ならば私は残酷な施設の在り様を肯定する。
何を彼らに伝えるかは別にして。
「やりたいことはいずれできると思っていたけど、それは間違いで、
すぐにも行動を起こさないと、機会は永遠に失われるかもしれない」
震災直後に友だちと全く同じことを語り合った思い出。
今日と同じ明日がくるとは限らないから。
途中から榎田さんの『神話シリーズ』が頭をよぎって仕方がなかった。
そして、神話シリーズの彼らと作中の彼らの在り様に、色々考えさせられる。
【ガーディアン必読106/1000冊】
「匿名希望で立候補させて」海野幸 (キャラ文庫)
三人兄弟の間の拗れた関係の再構築と、彼らの隣人が抱き続けた想いの行方。
個人的には拗れに拗れた兄弟間の仲が解けていく様が読み応えあった。
困ったときに誰よりも親身になってくれるのが家族である一方で、
家族だからこそ見せたくない弱音って確かにある。
そんな時に寄りかかれるのは、弱った心をさりげなくフォローしてくれる他人。
何もかもに秀でたパーフェクトな人だと思われていた長男の
弱さと家族に対する想いにぐっときてしまったお借り本。
そしてあまりにも遅かった恋心に、このニブチンが!と金八先生風に。
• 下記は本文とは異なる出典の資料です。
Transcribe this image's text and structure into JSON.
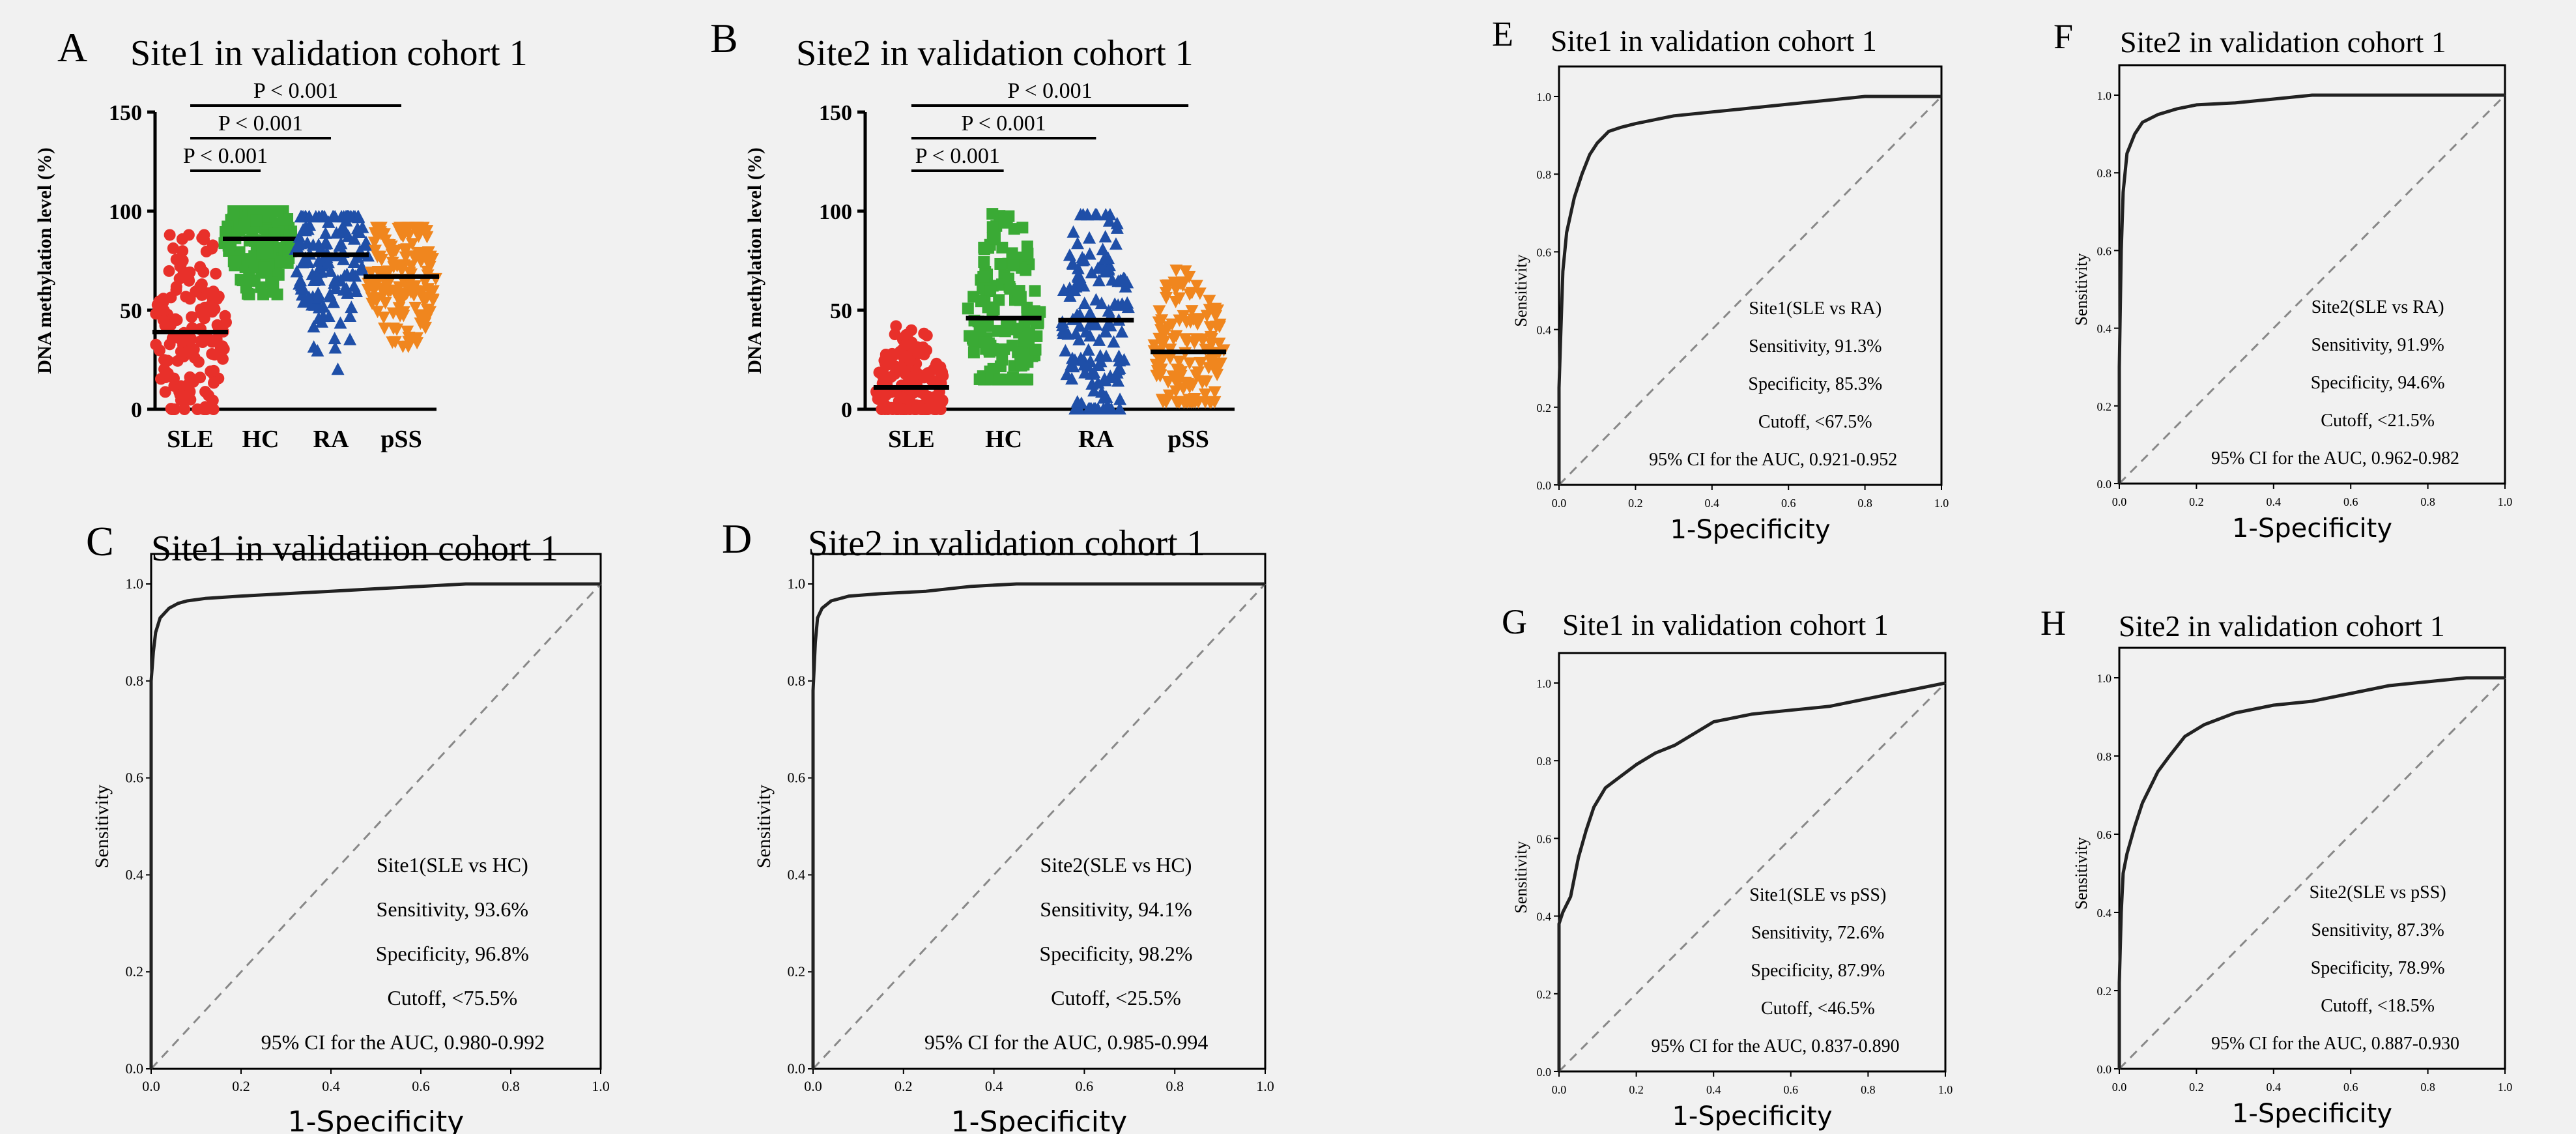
{
  "colors": {
    "background": "#f1f1f1",
    "ink": "#000000",
    "roc_curve": "#222222",
    "diagonal": "#888888",
    "SLE": "#e8302a",
    "HC": "#3aaa35",
    "RA": "#1f4fa8",
    "pSS": "#f0861e"
  },
  "chart_data": [
    {
      "panel_letter": "A",
      "type": "scatter",
      "title": "Site1 in validation cohort 1",
      "xlabel": "",
      "ylabel": "DNA methylation level (%)",
      "categories": [
        "SLE",
        "HC",
        "RA",
        "pSS"
      ],
      "marker_shapes": [
        "circle",
        "square",
        "triangle",
        "inverted-triangle"
      ],
      "yticks": [
        "0",
        "50",
        "100",
        "150"
      ],
      "ylim": [
        0,
        150
      ],
      "means": [
        39,
        86,
        78,
        67
      ],
      "ranges": [
        [
          0,
          88
        ],
        [
          58,
          100
        ],
        [
          20,
          97
        ],
        [
          32,
          92
        ]
      ],
      "significance": [
        {
          "from": "SLE",
          "to": "HC",
          "label": "P < 0.001"
        },
        {
          "from": "SLE",
          "to": "RA",
          "label": "P < 0.001"
        },
        {
          "from": "SLE",
          "to": "pSS",
          "label": "P < 0.001"
        }
      ]
    },
    {
      "panel_letter": "B",
      "type": "scatter",
      "title": "Site2 in validation cohort 1",
      "xlabel": "",
      "ylabel": "DNA methylation level (%)",
      "categories": [
        "SLE",
        "HC",
        "RA",
        "pSS"
      ],
      "marker_shapes": [
        "circle",
        "square",
        "triangle",
        "inverted-triangle"
      ],
      "yticks": [
        "0",
        "50",
        "100",
        "150"
      ],
      "ylim": [
        0,
        150
      ],
      "means": [
        11,
        46,
        45,
        29
      ],
      "ranges": [
        [
          0,
          42
        ],
        [
          15,
          100
        ],
        [
          0,
          98
        ],
        [
          4,
          80
        ]
      ],
      "significance": [
        {
          "from": "SLE",
          "to": "HC",
          "label": "P < 0.001"
        },
        {
          "from": "SLE",
          "to": "RA",
          "label": "P < 0.001"
        },
        {
          "from": "SLE",
          "to": "pSS",
          "label": "P < 0.001"
        }
      ]
    },
    {
      "panel_letter": "C",
      "type": "line",
      "title": "Site1 in validatiion cohort 1",
      "xlabel": "1-Specificity",
      "ylabel": "Sensitivity",
      "xticks": [
        "0.0",
        "0.2",
        "0.4",
        "0.6",
        "0.8",
        "1.0"
      ],
      "yticks": [
        "0.0",
        "0.2",
        "0.4",
        "0.6",
        "0.8",
        "1.0"
      ],
      "xlim": [
        0,
        1
      ],
      "ylim": [
        0,
        1
      ],
      "diagonal": true,
      "x": [
        0,
        0,
        0.005,
        0.01,
        0.02,
        0.04,
        0.06,
        0.08,
        0.12,
        0.2,
        0.3,
        0.4,
        0.5,
        0.6,
        0.7,
        0.8,
        0.9,
        1.0
      ],
      "y": [
        0,
        0.8,
        0.86,
        0.9,
        0.93,
        0.95,
        0.96,
        0.965,
        0.97,
        0.975,
        0.98,
        0.985,
        0.99,
        0.995,
        1.0,
        1.0,
        1.0,
        1.0
      ],
      "annotation": [
        "Site1(SLE vs HC)",
        "Sensitivity, 93.6%",
        "Specificity, 96.8%",
        "Cutoff, <75.5%",
        "95% CI for the AUC, 0.980-0.992"
      ]
    },
    {
      "panel_letter": "D",
      "type": "line",
      "title": "Site2 in validation cohort 1",
      "xlabel": "1-Specificity",
      "ylabel": "Sensitivity",
      "xticks": [
        "0.0",
        "0.2",
        "0.4",
        "0.6",
        "0.8",
        "1.0"
      ],
      "yticks": [
        "0.0",
        "0.2",
        "0.4",
        "0.6",
        "0.8",
        "1.0"
      ],
      "xlim": [
        0,
        1
      ],
      "ylim": [
        0,
        1
      ],
      "diagonal": true,
      "x": [
        0,
        0,
        0.005,
        0.01,
        0.02,
        0.04,
        0.08,
        0.15,
        0.25,
        0.35,
        0.45,
        0.55,
        0.7,
        0.85,
        1.0
      ],
      "y": [
        0,
        0.78,
        0.88,
        0.93,
        0.95,
        0.965,
        0.975,
        0.98,
        0.985,
        0.995,
        1.0,
        1.0,
        1.0,
        1.0,
        1.0
      ],
      "annotation": [
        "Site2(SLE vs HC)",
        "Sensitivity, 94.1%",
        "Specificity, 98.2%",
        "Cutoff, <25.5%",
        "95% CI for the AUC, 0.985-0.994"
      ]
    },
    {
      "panel_letter": "E",
      "type": "line",
      "title": "Site1 in validation cohort 1",
      "xlabel": "1-Specificity",
      "ylabel": "Sensitivity",
      "xticks": [
        "0.0",
        "0.2",
        "0.4",
        "0.6",
        "0.8",
        "1.0"
      ],
      "yticks": [
        "0.0",
        "0.2",
        "0.4",
        "0.6",
        "0.8",
        "1.0"
      ],
      "xlim": [
        0,
        1
      ],
      "ylim": [
        0,
        1
      ],
      "diagonal": true,
      "x": [
        0,
        0,
        0.005,
        0.01,
        0.02,
        0.04,
        0.06,
        0.08,
        0.1,
        0.13,
        0.16,
        0.2,
        0.3,
        0.4,
        0.5,
        0.6,
        0.7,
        0.8,
        0.9,
        1.0
      ],
      "y": [
        0,
        0.25,
        0.4,
        0.55,
        0.65,
        0.74,
        0.8,
        0.85,
        0.88,
        0.91,
        0.92,
        0.93,
        0.95,
        0.96,
        0.97,
        0.98,
        0.99,
        1.0,
        1.0,
        1.0
      ],
      "annotation": [
        "Site1(SLE vs RA)",
        "Sensitivity, 91.3%",
        "Specificity, 85.3%",
        "Cutoff, <67.5%",
        "95% CI for the AUC, 0.921-0.952"
      ]
    },
    {
      "panel_letter": "F",
      "type": "line",
      "title": "Site2 in validation cohort 1",
      "xlabel": "1-Specificity",
      "ylabel": "Sensitivity",
      "xticks": [
        "0.0",
        "0.2",
        "0.4",
        "0.6",
        "0.8",
        "1.0"
      ],
      "yticks": [
        "0.0",
        "0.2",
        "0.4",
        "0.6",
        "0.8",
        "1.0"
      ],
      "xlim": [
        0,
        1
      ],
      "ylim": [
        0,
        1
      ],
      "diagonal": true,
      "x": [
        0,
        0,
        0.005,
        0.01,
        0.02,
        0.04,
        0.06,
        0.1,
        0.15,
        0.2,
        0.3,
        0.4,
        0.5,
        0.6,
        0.8,
        1.0
      ],
      "y": [
        0,
        0.3,
        0.6,
        0.75,
        0.85,
        0.9,
        0.93,
        0.95,
        0.965,
        0.975,
        0.98,
        0.99,
        1.0,
        1.0,
        1.0,
        1.0
      ],
      "annotation": [
        "Site2(SLE vs RA)",
        "Sensitivity, 91.9%",
        "Specificity, 94.6%",
        "Cutoff, <21.5%",
        "95% CI for the AUC, 0.962-0.982"
      ]
    },
    {
      "panel_letter": "G",
      "type": "line",
      "title": "Site1 in validation cohort 1",
      "xlabel": "1-Specificity",
      "ylabel": "Sensitivity",
      "xticks": [
        "0.0",
        "0.2",
        "0.4",
        "0.6",
        "0.8",
        "1.0"
      ],
      "yticks": [
        "0.0",
        "0.2",
        "0.4",
        "0.6",
        "0.8",
        "1.0"
      ],
      "xlim": [
        0,
        1
      ],
      "ylim": [
        0,
        1
      ],
      "diagonal": true,
      "x": [
        0,
        0,
        0.01,
        0.03,
        0.05,
        0.07,
        0.09,
        0.12,
        0.16,
        0.2,
        0.25,
        0.3,
        0.35,
        0.4,
        0.5,
        0.6,
        0.7,
        0.8,
        0.9,
        1.0
      ],
      "y": [
        0,
        0.38,
        0.41,
        0.45,
        0.55,
        0.62,
        0.68,
        0.73,
        0.76,
        0.79,
        0.82,
        0.84,
        0.87,
        0.9,
        0.92,
        0.93,
        0.94,
        0.96,
        0.98,
        1.0
      ],
      "annotation": [
        "Site1(SLE vs pSS)",
        "Sensitivity, 72.6%",
        "Specificity, 87.9%",
        "Cutoff, <46.5%",
        "95% CI for the AUC, 0.837-0.890"
      ]
    },
    {
      "panel_letter": "H",
      "type": "line",
      "title": "Site2 in validation cohort 1",
      "xlabel": "1-Specificity",
      "ylabel": "Sensitivity",
      "xticks": [
        "0.0",
        "0.2",
        "0.4",
        "0.6",
        "0.8",
        "1.0"
      ],
      "yticks": [
        "0.0",
        "0.2",
        "0.4",
        "0.6",
        "0.8",
        "1.0"
      ],
      "xlim": [
        0,
        1
      ],
      "ylim": [
        0,
        1
      ],
      "diagonal": true,
      "x": [
        0,
        0,
        0.005,
        0.01,
        0.02,
        0.04,
        0.06,
        0.08,
        0.1,
        0.13,
        0.17,
        0.22,
        0.3,
        0.4,
        0.5,
        0.6,
        0.7,
        0.8,
        0.9,
        1.0
      ],
      "y": [
        0,
        0.22,
        0.4,
        0.5,
        0.55,
        0.62,
        0.68,
        0.72,
        0.76,
        0.8,
        0.85,
        0.88,
        0.91,
        0.93,
        0.94,
        0.96,
        0.98,
        0.99,
        1.0,
        1.0
      ],
      "annotation": [
        "Site2(SLE vs pSS)",
        "Sensitivity, 87.3%",
        "Specificity, 78.9%",
        "Cutoff, <18.5%",
        "95% CI for the AUC, 0.887-0.930"
      ]
    }
  ]
}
←世代が……(笑)
甘えるスキルをマスターした彼は最強だと思うわ。
「交換日記」と言うアイテムがとてもとても懐かしい。
手元に一冊も残っていないけど、誰かが持ってるのかな?
全部処分したりされちゃったりなのかな?
私が手元に残してある自筆のノートは
16歳の誕生日になぜか思い立ち、5~6年くらいつけ続けた読書ノート。
これは後生大事にとっておこうと思います。
「ナインデイズ 岩手県災害対策本部の闘い」河原れん
ノンフィクションノベル。
東日本大震災。
想像することなどできなかった未曽有の災害。
だけど、私たちはその災害に見舞われた。
ならば、伝えなければいけない。
次に同じような災害が起きたとき、命を守るためにどうすればよいのかを。
そして、考えなければいけない。
同じような悔しさや無力感に苛まれないために、或いは、
一人でも多くの人の命を救うために、どうすればよいのかを。
本書には災害時の対策を行っていくうえで、
今のうちの考えておかなければならない問題点が多々描かれている。
災害が起こってから考えたのでは遅すぎる。
そのことを重く受け止めるべき。
ライフラインがすべて途絶えた状況下で
どうやってリアルタイムな情報を収集し、伝達するのか。
まずはこれに尽きる。
でなければ、必要な場所に適切な救助の手を差し伸べる事ができなくなる。
そして縦割りの弊害をどう取り除くのか。
素早く効率的に対応するためには事前プランニングとシュミレーションは必須。
同じことが起こった時に同じようにもたつこことだけは避けて欲しい。
そして他人を思いやる気持ちを絶対に忘れてはいけない。